CINCINNATI -- Reds reliever Nick Christiani, called up for the first time on Thursday from Triple-A Louisville, had a successful Major League debut Friday with 1 1/3 scoreless innings vs. the Brewers.
Christiani, who replaced Alfredo Simon in the eighth and inherited a runner on second base with two outs, walked his first batter, Norichika Aoki, on four pitches, but retired his final four in a row.
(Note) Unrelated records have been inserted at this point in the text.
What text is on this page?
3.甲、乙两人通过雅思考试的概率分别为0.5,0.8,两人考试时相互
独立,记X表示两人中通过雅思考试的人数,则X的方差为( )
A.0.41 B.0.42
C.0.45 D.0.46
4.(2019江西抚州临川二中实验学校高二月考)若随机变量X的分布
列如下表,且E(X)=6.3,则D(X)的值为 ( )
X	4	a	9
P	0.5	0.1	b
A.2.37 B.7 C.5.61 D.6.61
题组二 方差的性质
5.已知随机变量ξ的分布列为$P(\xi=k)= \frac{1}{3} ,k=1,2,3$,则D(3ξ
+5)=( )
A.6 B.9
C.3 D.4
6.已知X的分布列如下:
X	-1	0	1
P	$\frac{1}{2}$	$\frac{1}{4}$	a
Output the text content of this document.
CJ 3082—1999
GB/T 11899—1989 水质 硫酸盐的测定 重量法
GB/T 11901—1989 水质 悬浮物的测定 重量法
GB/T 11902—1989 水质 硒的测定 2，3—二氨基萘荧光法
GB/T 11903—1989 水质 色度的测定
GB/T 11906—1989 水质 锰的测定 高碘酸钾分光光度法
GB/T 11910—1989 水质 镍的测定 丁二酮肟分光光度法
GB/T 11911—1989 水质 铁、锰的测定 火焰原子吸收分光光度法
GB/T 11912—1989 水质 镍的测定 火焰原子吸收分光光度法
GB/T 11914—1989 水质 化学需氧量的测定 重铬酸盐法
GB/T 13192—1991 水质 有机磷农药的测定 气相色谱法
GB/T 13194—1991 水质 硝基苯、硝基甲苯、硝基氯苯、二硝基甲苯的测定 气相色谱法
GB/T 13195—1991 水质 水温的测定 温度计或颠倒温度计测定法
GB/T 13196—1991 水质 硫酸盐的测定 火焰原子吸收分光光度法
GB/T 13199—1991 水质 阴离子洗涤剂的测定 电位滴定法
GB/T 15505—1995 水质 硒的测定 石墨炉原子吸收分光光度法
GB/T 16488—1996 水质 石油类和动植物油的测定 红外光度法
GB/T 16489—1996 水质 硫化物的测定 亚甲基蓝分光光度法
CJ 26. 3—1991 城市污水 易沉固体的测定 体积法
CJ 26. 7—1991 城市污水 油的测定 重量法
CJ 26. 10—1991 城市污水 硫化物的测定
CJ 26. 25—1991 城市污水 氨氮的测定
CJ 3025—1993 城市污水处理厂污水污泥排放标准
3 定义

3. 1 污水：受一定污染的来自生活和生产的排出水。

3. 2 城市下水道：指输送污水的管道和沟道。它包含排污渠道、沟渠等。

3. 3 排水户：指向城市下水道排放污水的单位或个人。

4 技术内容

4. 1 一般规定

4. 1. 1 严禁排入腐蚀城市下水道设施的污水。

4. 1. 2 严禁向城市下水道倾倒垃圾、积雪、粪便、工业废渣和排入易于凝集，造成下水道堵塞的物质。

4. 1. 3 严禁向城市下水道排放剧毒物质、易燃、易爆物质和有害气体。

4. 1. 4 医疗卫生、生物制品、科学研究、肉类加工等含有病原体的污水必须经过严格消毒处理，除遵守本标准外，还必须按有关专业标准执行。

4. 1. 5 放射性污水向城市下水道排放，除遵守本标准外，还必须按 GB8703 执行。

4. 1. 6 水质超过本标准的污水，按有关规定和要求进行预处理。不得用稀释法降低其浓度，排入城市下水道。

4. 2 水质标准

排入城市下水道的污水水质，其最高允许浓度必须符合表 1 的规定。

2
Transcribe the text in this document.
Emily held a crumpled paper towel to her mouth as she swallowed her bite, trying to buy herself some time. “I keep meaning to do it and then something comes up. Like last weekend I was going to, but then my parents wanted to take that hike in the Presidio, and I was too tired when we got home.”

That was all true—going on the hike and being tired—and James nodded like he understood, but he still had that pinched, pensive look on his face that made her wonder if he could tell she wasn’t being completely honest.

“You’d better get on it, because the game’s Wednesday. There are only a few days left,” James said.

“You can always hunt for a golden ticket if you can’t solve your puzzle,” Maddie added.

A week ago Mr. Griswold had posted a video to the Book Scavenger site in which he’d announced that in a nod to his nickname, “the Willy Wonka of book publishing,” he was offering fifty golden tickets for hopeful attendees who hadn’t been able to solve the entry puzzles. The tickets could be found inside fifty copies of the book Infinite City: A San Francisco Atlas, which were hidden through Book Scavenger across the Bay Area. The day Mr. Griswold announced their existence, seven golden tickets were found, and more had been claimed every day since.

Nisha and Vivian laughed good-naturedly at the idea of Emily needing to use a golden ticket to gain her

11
"I just stepped off and took a deep breath and reminded myself to do what got me here and not try to do too much," Christiani said of regrouping following the walk. "The first hitter, I was trying to throw the ball a million miles an hour. It's going to do nothing but get me into trouble."
Christiani, a New Jersey native, had his parents, sister and girlfriend in attendance at Great American Ball Park. He was given the ball from his first pitch and the one from his first strikeout as keepsakes.
Reynolds gets the call for injured Cingrani
CINCINNATI -- Lefty Tony Cingrani believed his back was fine and that he could make his next start on Sunday vs. the Brewers. But the Reds thought otherwise.
Cingrani is expected to be placed on the 15-day disabled list with a right lower back strain. The Reds announced following Saturday's 6-3 victory over the Brewers that right-hander Greg Reynolds would replace Cingrani in the series finale.
"If something happened to [Cingrani], we couldn't really afford a short outing tomorrow to use my bullpen again, especially before we get to St. Louis [on Monday]," Reds manager Dusty Baker said.
On Tuesday against Arizona, Cingrani exited after only 3 2/3 innings when he felt soreness in his back. A bullpen session on Friday was cut short after only 12 pitches. Not long after Cingrani made his case to reporters that he was ready, Reynolds arrived from Triple-A Louisville on Saturday afternoon.
Since Tuesday, Cingrani has put his back through therapy, electronic stimulus and anti-inflammatory drugs and proclaimed that he felt a lot better.
"I feel fantastic. Everything is moving good," Cingrani said before going on the field. "It's not up to me, that's for sure. I'd pitch every day, but that's not how it works."
Cingrani is 6-3 with a 2.76 ERA in 21 games, including 16 starts, during a strong rookie season filling in for injured ace Johnny Cueto. A DL move for Cingrani would be back dated to Aug. 21, and he'd likely miss two starts and return on Sept. 5 to face the Cardinals in Cincinnati.
Reynolds, the former overall No. 2 Draft pick of the Rockies in 2006, is 12-3 with a 2.42 ERA for Louisville. He last pitched on Tuesday also, working a complete game vs. Rochester and giving up just one run on five hits.
"It's good," Reynolds said of pitching Sunday after his normal four days of rest. "We're all about routines. It definitely makes a difference when you stay on schedule. If you have a couple of extra days sometimes, you don't feel as sharp. This is right on schedule."
Reynolds made one big league start for the Reds this season on June 23 at San Francisco, his first time in the Majors since 2011. The Bay Area native allowed five runs and eight hits over five innings. Three of the runs came in the first frame.
"I think I will be a little more comfortable this time, just with the guys," Reynolds said. "I've already met everybody. In San Francisco, things were moving a little fast that first inning, and I was having a tough time slowing it down. I don't anticipate that will be an issue again. There will definitely be some adrenaline, but I'm sure I will able handle it this time."
Baker gives Bruce a rest, starts Heisey
CINCINNATI -- It doesn't happen often, but Reds right fielder Jay Bruce was not in Saturday's lineup vs. the Brewers. Chris Heisey started in Bruce's place.
Bruce is 3-for-13 lifetime vs. Brewers starter Wily Peralta, but the issue is the bigger picture. He is batting .192 with two homers over his last 20 games, including 0-for-4 on Friday, and 3-for-19 on the homestand.
"It's as much a mental off-day as it is anything else," Reds manager Dusty Baker said. "When you're a little fatigued, you start missing pitches and fouling pitches off. The difference in your concentration is less than a 10th of an inch between a popup, a foul ball and a home run. I just saw and thought it was necessary."
Bruce entered the night leading the Majors in total innings played and had started the previous 90 games in a row. Baker told him following Friday's game that he would not be in Saturday's lineup.
"He told me to come in a little later and don't do much," Bruce said. "It is hard. He's pretty adamant about giving guys some rest when he thinks they need it. I respect that."
Bruce entered Saturday batting .266 with 24 home runs and 81 RBIs, and his 34 doubles were one shy of his career high. With upcoming series vs. the Cardinals, Pirates and Dodgers, chances for days off are unlikely through the rest of the season.
"He explained it to me, which he doesn't even owe me an explanation," Bruce said of Baker. "I appreciate that."